None of this is guaranteed to spark a revolution, but it has better odds than doing nothing. Indeed, these efforts should have begun years ago. Instead, we've waited for centrifuges to start spinning at Natanz. The sad consequence of that delay — and the world's indifference — has been to make military action against Iran much likelier. The U.N. Security Council's resolve to confront Iran looked serious for all of 15 minutes. Then China and Russia made it clear they'd block any resolute move to punish Iranian intransigence. There is talk of America's joining the EU-3 in targeted economic sanctions, but these would almost surely be ineffective. Not only does Iran's wealth come from oil — which no importing country is ascetic enough to deny itself — but there is no clear precedent of sanctions' having reformed a regime that already perceived itself as the enemy of those doing the sanctioning. The most likely consequence of sanctions would be to tie our hands and stop us from taking effective measures.

That leaves air strikes. We know where the nuclear facilities are; we have the means to target them; and we should not hesitate to do so if we reach a point where there is no other way to thwart the mullahs' atomic ambitions. While a massive bombing campaign can't stop Iran from eventually building nukes, it would delay that outcome by several years. But then what? If the mullahs stay in power, all that will change is the intensity of their lust for a bomb and the brazenness with which they export terror. Any air campaign should therefore be coupled with aggressive and persistent efforts to topple the regime from within. Accordingly, it should hit not just the nuclear facilities, but also the symbols of state oppression: the intelligence ministry, the headquarters of the Revolutionary Guard, the guard towers of the notorious Evin Prison.
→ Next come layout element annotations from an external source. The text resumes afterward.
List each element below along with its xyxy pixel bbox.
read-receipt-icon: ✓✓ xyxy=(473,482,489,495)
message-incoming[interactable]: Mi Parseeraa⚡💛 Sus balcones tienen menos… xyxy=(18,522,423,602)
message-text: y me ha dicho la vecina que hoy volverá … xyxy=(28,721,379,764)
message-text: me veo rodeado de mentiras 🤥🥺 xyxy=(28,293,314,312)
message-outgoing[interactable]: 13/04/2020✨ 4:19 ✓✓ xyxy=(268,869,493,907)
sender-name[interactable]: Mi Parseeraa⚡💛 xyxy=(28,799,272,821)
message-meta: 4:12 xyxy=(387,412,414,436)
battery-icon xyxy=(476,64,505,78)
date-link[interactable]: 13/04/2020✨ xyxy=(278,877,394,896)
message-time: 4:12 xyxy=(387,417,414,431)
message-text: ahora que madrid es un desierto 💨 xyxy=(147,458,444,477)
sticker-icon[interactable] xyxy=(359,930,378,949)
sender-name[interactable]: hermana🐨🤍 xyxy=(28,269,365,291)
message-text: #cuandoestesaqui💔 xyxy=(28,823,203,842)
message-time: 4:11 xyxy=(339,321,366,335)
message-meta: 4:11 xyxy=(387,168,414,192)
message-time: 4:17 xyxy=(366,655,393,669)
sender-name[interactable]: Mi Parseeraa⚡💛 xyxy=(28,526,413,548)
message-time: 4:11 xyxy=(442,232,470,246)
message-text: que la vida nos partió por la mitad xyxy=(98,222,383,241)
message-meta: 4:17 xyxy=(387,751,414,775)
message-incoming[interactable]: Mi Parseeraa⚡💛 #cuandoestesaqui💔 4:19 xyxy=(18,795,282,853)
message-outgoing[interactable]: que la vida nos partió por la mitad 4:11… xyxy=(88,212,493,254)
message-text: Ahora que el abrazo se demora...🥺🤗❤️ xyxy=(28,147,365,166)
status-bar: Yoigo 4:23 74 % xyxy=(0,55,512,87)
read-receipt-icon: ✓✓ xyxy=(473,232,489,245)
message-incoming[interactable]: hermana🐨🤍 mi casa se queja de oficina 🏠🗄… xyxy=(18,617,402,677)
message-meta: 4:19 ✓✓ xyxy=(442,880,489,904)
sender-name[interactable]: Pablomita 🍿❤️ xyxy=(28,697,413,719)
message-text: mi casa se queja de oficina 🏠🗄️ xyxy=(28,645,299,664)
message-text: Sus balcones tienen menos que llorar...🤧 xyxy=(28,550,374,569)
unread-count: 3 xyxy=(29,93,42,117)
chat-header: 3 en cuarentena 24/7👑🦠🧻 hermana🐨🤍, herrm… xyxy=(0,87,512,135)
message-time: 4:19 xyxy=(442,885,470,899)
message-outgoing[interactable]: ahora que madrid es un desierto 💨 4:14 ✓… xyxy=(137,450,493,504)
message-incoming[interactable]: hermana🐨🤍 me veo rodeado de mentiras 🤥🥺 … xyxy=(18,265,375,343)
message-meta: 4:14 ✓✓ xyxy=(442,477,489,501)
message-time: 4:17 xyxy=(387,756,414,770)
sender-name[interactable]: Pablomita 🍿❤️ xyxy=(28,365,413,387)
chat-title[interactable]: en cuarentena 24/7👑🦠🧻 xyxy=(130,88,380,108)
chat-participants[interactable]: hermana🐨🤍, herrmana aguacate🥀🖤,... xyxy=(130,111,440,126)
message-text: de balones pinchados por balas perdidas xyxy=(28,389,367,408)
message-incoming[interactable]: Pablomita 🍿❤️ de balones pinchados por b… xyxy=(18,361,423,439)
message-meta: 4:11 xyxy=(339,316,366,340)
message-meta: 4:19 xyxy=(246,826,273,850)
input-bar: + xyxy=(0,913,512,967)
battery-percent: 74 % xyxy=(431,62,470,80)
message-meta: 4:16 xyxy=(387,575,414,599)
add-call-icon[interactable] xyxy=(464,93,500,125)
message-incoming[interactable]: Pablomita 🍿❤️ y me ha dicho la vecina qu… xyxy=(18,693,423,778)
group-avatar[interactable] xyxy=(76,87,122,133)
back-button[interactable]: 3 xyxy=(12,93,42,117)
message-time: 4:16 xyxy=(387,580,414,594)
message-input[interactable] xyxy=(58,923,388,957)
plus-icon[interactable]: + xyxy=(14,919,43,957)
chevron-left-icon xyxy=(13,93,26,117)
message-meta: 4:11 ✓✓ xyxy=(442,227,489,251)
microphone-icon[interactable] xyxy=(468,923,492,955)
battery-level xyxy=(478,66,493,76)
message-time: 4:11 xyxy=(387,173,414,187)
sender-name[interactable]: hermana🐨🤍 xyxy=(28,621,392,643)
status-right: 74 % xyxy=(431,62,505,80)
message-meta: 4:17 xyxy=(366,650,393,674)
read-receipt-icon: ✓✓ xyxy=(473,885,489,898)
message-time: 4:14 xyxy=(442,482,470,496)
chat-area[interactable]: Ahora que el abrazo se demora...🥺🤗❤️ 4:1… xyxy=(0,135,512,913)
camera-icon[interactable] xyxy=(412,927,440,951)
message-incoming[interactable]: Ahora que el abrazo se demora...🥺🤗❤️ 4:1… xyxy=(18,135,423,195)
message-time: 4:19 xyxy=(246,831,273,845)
Make no mistake: This is not a good option. Iran would probably retaliate with terrorist attacks against U.S. interests around the world, as well as aggressive efforts to destabilize Iraq. But the alternative — letting the mullahs go nuclear — is incalculably worse. For a quarter-century those mullahs have been fighting an undeclared war against the West with the only weapons they had: terrorism and a poisonous ideology. For a quarter-century we have failed to respond. They now stand on the brink of getting a new weapon — and this one will let them threaten the incineration of millions of infidels at the push of a button. Is this something that we — that anyone — should be willing to live with?